You have to admire the confidence of the Treasury Minister when he says that there will be no new taxes and that departments ‘will not be given any more money’. Apparently, any new initiatives will have to be funded by efficiency savings.
Now not even ‘disgusted of St Saviour’, or any of the other hardened critics who complain constantly about the States wasting money, can believe that there’s enough scope to make savings to meet an annual deficit of £60 million or more. Our reserves will be severely depleted by the recession, so there’s only one solution: higher taxes.
That, of course, will send shivers down the spines of many people; and, to be frank, I don’t like the idea much either. But I like the alternative even less. I wouldn’t like to see the Island stagnate just because we don’t have the funds to invest in public services or our economic future. If we want better services, we are going to have to pay for them, and increasing GST is by far the best option.

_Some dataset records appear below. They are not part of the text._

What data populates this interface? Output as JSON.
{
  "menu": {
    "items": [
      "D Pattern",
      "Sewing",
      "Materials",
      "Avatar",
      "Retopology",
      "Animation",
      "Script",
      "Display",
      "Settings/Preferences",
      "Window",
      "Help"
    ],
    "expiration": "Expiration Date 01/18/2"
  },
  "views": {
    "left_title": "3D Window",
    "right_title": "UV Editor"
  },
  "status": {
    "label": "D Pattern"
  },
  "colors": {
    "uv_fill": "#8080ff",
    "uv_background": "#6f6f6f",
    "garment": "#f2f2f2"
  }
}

WE will still be far better off than most. GST could increase threefold and we would still be paying less than most other countries, and our other tax rates continue to be much lower than most.
Thanks to some clever forward thinking by the States, we also have reserves to see us through the recession so that there will be far less damage to the economy, jobs and prosperity.
So we might come out of it with a structural deficit, but you don’t have to look far to see how much worse off other jurisdictions will be. Guernsey is talking about borrowing £175 million to pay for capital projects, they will be using up half their reserves just to fill the black hole left by zero/ten and they have no money for a fiscal stimulus even if they wanted one.
Thanks to us, they know what the solution is. Welcome to the world of GST.